Virginie Giroux travaille depuis plus de 10 ans dans le cinéma d'animation. Spécialiste du compositing, elle nous explique son parcours, son métier et donne son point de vue sur le secteur et des conseils pour y travailler. 

Virginie Giroux a débuté sa carrière en 2005. Depuis 3 ans, elle travaille chez Illumination Macguff qui a produit entre autres Tous en scène, Les Minions et la série Moi, moche et méchant. 
Elle nous présente son parcours.

Quel est ton métier ?

Je suis compositrice. Mon rôle est d’assembler les différentes couches d'une image pour obtenir l'image finale afin de permettre l'ajout d'effets spéciaux. Je travaille aussi bien en film d'animation, qu'en publicité, série ou long métrage.

Qui sont tes employeurs ?

J'ai commencé à travailler en 2005 d'abord chez Macguff Ligne (un studio de création d'effets visuels numériques NDLR) pendant 9 ans et de temps en temps dans d'autres petites sociétés, et depuis 3 ans chez Illumination Macguff exclusivement.

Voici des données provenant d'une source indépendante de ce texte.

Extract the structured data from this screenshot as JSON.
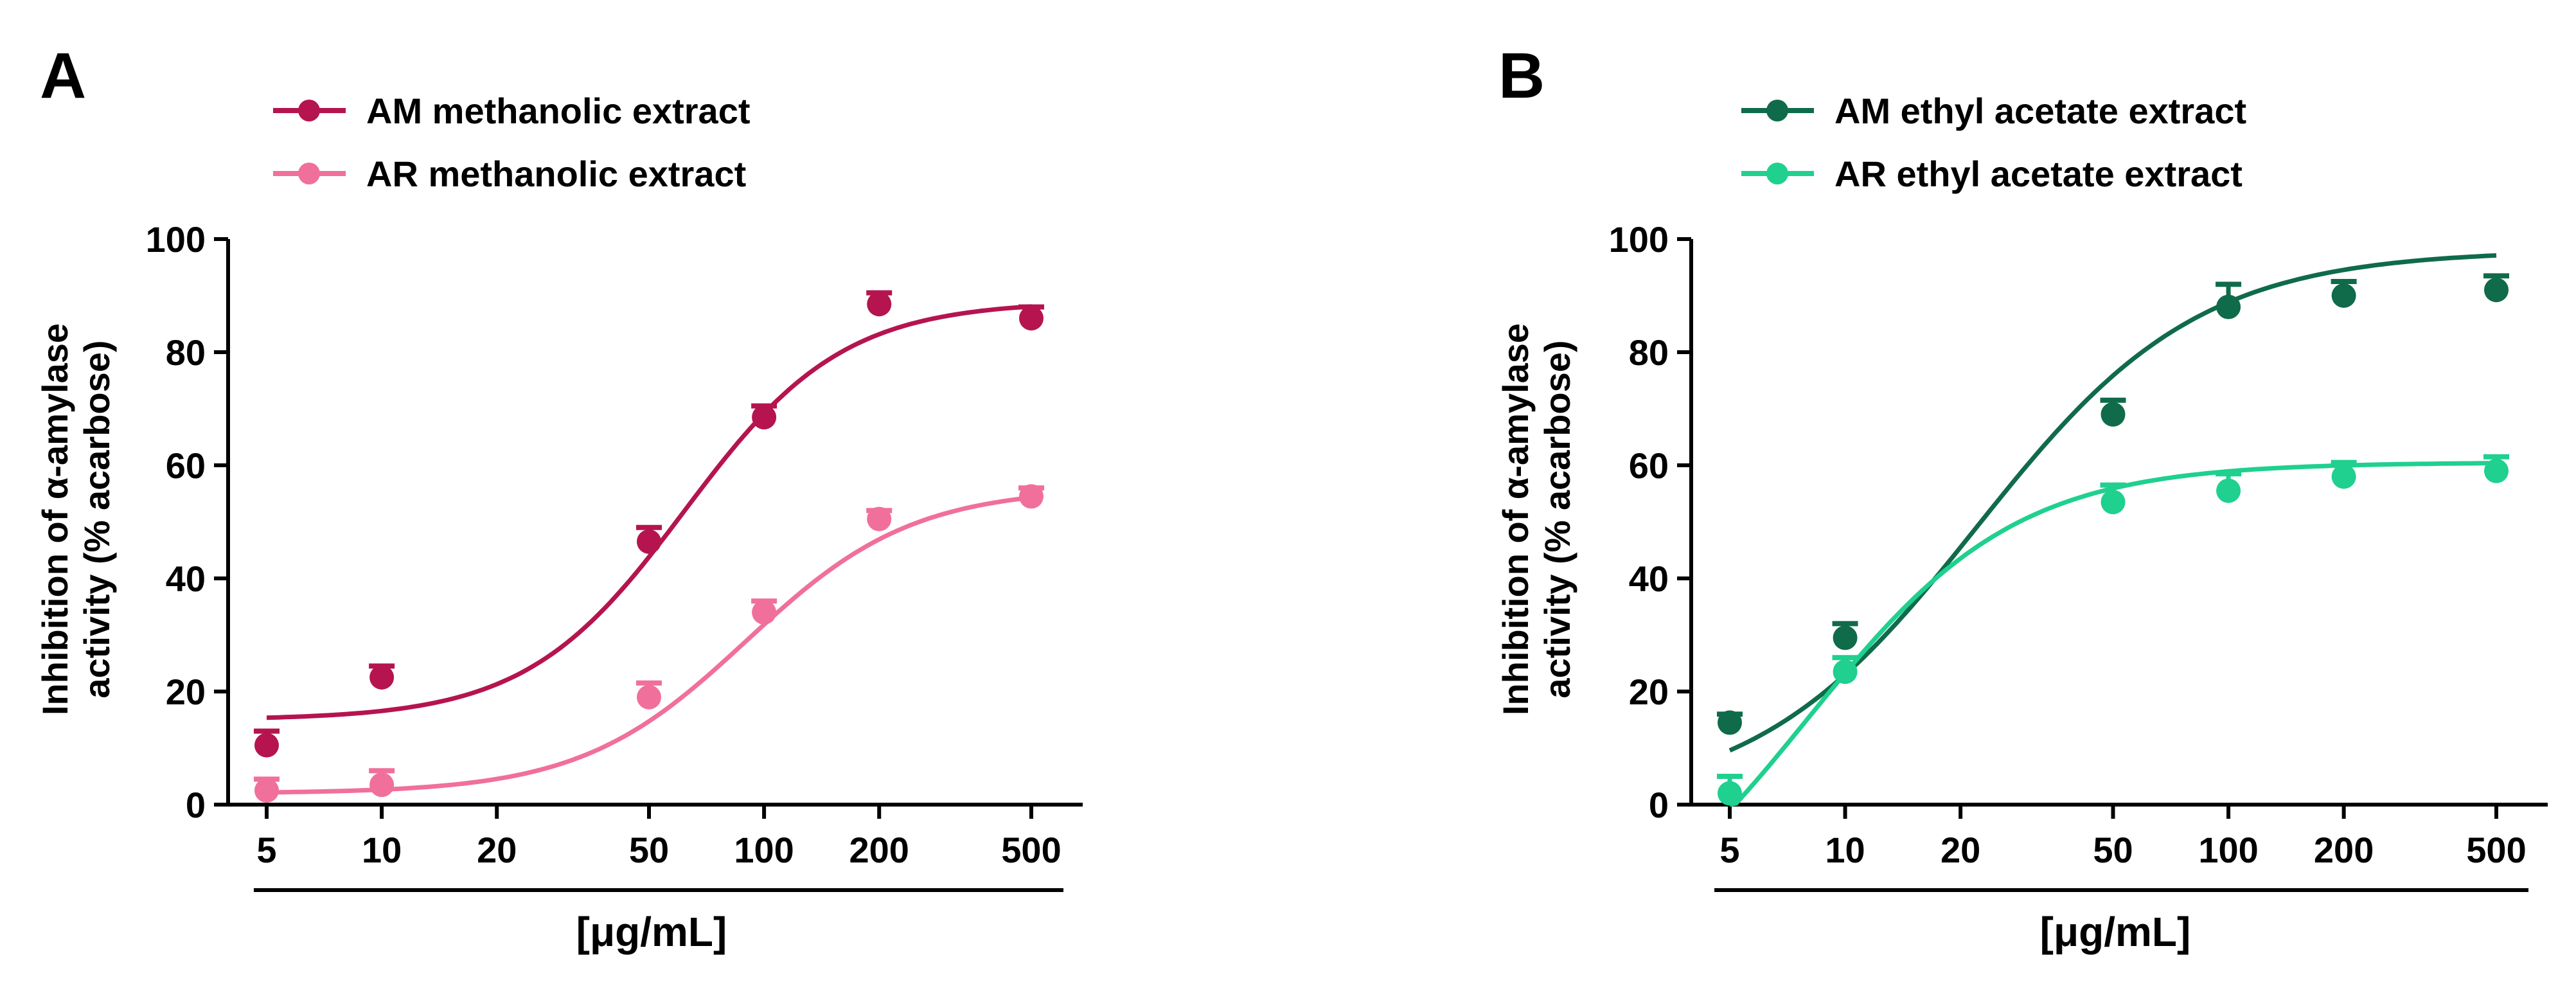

Quel a été ton parcours de formation ?

J'ai fait un bac STI arts appliqués (actuel Bac STD2A : Sciences et technologies du design et des arts appliqués, NDLR), la prépa artistique des ateliers de Sèvres puis pendant 2 ans l’école Georges Méliès (anciennement EESA), une école d'animation et d'effets spéciaux.

Est-ce que ça a été facile de trouver un premier contrat ? 

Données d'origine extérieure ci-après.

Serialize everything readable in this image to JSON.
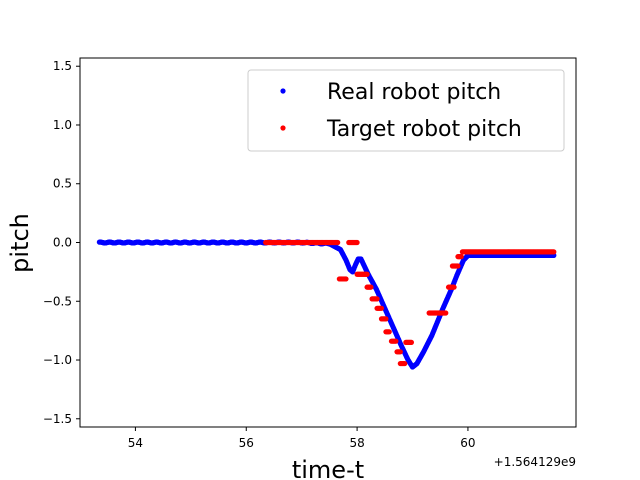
{
  "chart_data": {
    "type": "scatter",
    "title": "",
    "xlabel": "time-t",
    "ylabel": "pitch",
    "x_offset_label": "+1.564129e9",
    "xlim": [
      53.0,
      61.95
    ],
    "ylim": [
      -1.57,
      1.57
    ],
    "xticks": [
      54,
      56,
      58,
      60
    ],
    "xtick_labels": [
      "54",
      "56",
      "58",
      "60"
    ],
    "yticks": [
      -1.5,
      -1.0,
      -0.5,
      0.0,
      0.5,
      1.0,
      1.5
    ],
    "ytick_labels": [
      "−1.5",
      "−1.0",
      "−0.5",
      "0.0",
      "0.5",
      "1.0",
      "1.5"
    ],
    "grid": false,
    "legend_position": "upper-right",
    "series": [
      {
        "name": "Real robot pitch",
        "color": "#0000ff",
        "curve": [
          [
            53.35,
            0.0
          ],
          [
            54.0,
            0.0
          ],
          [
            55.0,
            0.0
          ],
          [
            56.0,
            0.0
          ],
          [
            57.0,
            0.0
          ],
          [
            57.5,
            -0.01
          ],
          [
            57.7,
            -0.06
          ],
          [
            57.8,
            -0.15
          ],
          [
            57.87,
            -0.23
          ],
          [
            57.92,
            -0.25
          ],
          [
            57.97,
            -0.19
          ],
          [
            58.02,
            -0.14
          ],
          [
            58.07,
            -0.14
          ],
          [
            58.12,
            -0.19
          ],
          [
            58.2,
            -0.27
          ],
          [
            58.35,
            -0.4
          ],
          [
            58.5,
            -0.56
          ],
          [
            58.65,
            -0.72
          ],
          [
            58.8,
            -0.88
          ],
          [
            58.92,
            -1.0
          ],
          [
            59.0,
            -1.06
          ],
          [
            59.08,
            -1.03
          ],
          [
            59.2,
            -0.93
          ],
          [
            59.35,
            -0.79
          ],
          [
            59.55,
            -0.56
          ],
          [
            59.7,
            -0.4
          ],
          [
            59.8,
            -0.28
          ],
          [
            59.92,
            -0.15
          ],
          [
            60.0,
            -0.11
          ],
          [
            60.3,
            -0.11
          ],
          [
            61.0,
            -0.11
          ],
          [
            61.55,
            -0.11
          ]
        ]
      },
      {
        "name": "Target robot pitch",
        "color": "#ff0000",
        "segments": [
          [
            56.35,
            57.65,
            0.0
          ],
          [
            57.68,
            57.8,
            -0.31
          ],
          [
            57.85,
            58.0,
            0.0
          ],
          [
            58.0,
            58.18,
            -0.27
          ],
          [
            58.18,
            58.25,
            -0.38
          ],
          [
            58.27,
            58.36,
            -0.48
          ],
          [
            58.36,
            58.44,
            -0.56
          ],
          [
            58.44,
            58.52,
            -0.65
          ],
          [
            58.52,
            58.58,
            -0.76
          ],
          [
            58.62,
            58.7,
            -0.84
          ],
          [
            58.72,
            58.78,
            -0.93
          ],
          [
            58.78,
            58.86,
            -1.03
          ],
          [
            58.88,
            58.98,
            -0.85
          ],
          [
            59.3,
            59.6,
            -0.6
          ],
          [
            59.65,
            59.75,
            -0.38
          ],
          [
            59.72,
            59.82,
            -0.2
          ],
          [
            59.82,
            59.88,
            -0.12
          ],
          [
            59.9,
            61.55,
            -0.08
          ]
        ]
      }
    ]
  }
}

J’ai trouvé un premier emploi très facilement. Suite à la présentation de mon film de fin d'études, j'ai envoyé quelques CV et j’ai été recrutée. C'était en 2005, mais à l'époque, les écoles n'étaient pas nombreuses. Il n'y avait pas autant de personnes spécialisées dans l'animation et donc moins de concurrence.

Combien de temps dure un contrat ? 

Une mission peut durer 1 journée ou 2 comme plusieurs mois. Mais on connait rarement à l'avance notre planning. On peut enchaîner directement sur un autre contrat ou patienter plusieurs mois. Si une grosse production vient de se terminer à Paris, tout le monde cherchera du travail en même temps, et ça sera plus difficile de décrocher une mission. Il y a aussi des périodes plus creuses, notamment pendant l’été, à Noël...

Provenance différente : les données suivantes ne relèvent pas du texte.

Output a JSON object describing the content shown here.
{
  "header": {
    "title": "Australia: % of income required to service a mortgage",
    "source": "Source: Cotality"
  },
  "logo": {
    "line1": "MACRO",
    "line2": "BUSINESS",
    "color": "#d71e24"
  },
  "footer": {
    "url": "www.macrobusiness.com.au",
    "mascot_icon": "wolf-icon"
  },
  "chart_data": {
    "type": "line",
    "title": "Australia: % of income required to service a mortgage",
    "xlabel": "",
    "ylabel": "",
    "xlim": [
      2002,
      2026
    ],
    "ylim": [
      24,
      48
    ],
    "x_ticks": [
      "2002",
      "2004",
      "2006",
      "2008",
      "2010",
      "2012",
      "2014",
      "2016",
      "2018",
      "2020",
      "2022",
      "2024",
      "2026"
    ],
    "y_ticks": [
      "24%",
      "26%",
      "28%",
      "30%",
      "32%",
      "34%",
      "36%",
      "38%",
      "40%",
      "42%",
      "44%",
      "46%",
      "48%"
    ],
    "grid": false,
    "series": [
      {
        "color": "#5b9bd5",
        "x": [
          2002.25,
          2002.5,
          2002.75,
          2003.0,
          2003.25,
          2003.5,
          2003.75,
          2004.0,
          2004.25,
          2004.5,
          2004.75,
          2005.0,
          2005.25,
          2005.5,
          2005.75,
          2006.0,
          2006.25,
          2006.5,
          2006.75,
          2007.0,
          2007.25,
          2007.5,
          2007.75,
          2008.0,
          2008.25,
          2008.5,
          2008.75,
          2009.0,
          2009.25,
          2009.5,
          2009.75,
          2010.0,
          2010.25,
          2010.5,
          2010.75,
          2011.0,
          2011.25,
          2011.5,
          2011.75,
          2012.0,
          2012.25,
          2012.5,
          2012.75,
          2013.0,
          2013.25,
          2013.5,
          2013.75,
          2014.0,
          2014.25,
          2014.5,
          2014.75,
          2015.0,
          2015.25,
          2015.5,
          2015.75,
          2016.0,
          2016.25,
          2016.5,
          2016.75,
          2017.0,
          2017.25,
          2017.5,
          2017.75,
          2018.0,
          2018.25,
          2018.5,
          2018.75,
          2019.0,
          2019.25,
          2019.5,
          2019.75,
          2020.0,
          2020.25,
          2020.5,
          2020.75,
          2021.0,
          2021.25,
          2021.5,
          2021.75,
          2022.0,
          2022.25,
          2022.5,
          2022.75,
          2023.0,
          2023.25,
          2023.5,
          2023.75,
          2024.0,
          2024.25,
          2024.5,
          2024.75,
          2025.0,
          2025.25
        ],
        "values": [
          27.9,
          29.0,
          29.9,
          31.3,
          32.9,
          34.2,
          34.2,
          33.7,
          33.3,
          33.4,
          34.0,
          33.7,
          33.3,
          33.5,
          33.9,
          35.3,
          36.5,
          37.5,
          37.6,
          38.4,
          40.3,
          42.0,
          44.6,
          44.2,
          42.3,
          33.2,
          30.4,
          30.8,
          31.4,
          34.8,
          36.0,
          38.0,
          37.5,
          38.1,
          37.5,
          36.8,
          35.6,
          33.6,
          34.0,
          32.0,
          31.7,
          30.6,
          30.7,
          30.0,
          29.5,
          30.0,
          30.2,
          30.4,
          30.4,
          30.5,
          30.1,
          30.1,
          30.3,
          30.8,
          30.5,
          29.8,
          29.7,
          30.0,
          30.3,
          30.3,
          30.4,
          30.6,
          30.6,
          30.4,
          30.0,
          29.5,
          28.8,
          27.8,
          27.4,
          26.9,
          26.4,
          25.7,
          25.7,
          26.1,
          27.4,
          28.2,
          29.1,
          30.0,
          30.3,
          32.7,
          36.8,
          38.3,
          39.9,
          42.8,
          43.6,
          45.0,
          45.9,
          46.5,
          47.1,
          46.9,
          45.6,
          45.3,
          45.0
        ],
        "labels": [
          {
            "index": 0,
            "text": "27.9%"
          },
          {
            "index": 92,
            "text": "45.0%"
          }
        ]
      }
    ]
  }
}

Est-ce facile de retrouver du travail après un contrat ?

Ça dépend : c'est un métier de contacts, de réseaux. Plus on connaît du monde dans le milieu, plus on a de chances d’être au courant des missions, d’entendre parler d’une boîte qui cherche des graphistes, des animateurs.... 

Quels sont les avantages d’une carrière dans le cinéma d’animation ? Les inconvénients ?

C'est très difficile de prévoir quoi que ce soit. Les vacances par exemple, peuvent facilement tomber à l'eau, car si on a une place quelque part qui nous intéresse, on la prend. Si on refuse trop souvent, on n’est jamais sûr d'être rappelé(e) pour la prochaine production. Même en cours de production, ça arrive de ne pas travailler certains jours car il n'y a pas de travail pour nous ce jour-là. Donc il faut être flexible. 

Mais on travaille sur de l'image, dans le domaine du cinéma, de la pub ; c'est toujours sympa, on se fait plaisir. C'est un métier passion.

Tu as eu un parcours artistique. Penses-tu que c’est indispensable pour travailler dans le cinéma d’animation ?

Oui, c'est important car un parcours artistique éduque l'oeil; c'est essentiel dans ce métier. Après, beaucoup de choses s'apprennent sur le tas, grâce aux gens que l'on rencontre et aux productions sur lesquelles on travaille qui nous imposent de relever souvent des défis techniques.

Est-ce difficile d’intégrer une école d'animation ?

Je suis rentrée à l'école Georges Méliès en 2003, il n'y avait pas autant de candidatures que maintenant. J'imagine que ça devait être plus facile qu'aujourd'hui.

Quel bilan tires-tu de cette formation ? 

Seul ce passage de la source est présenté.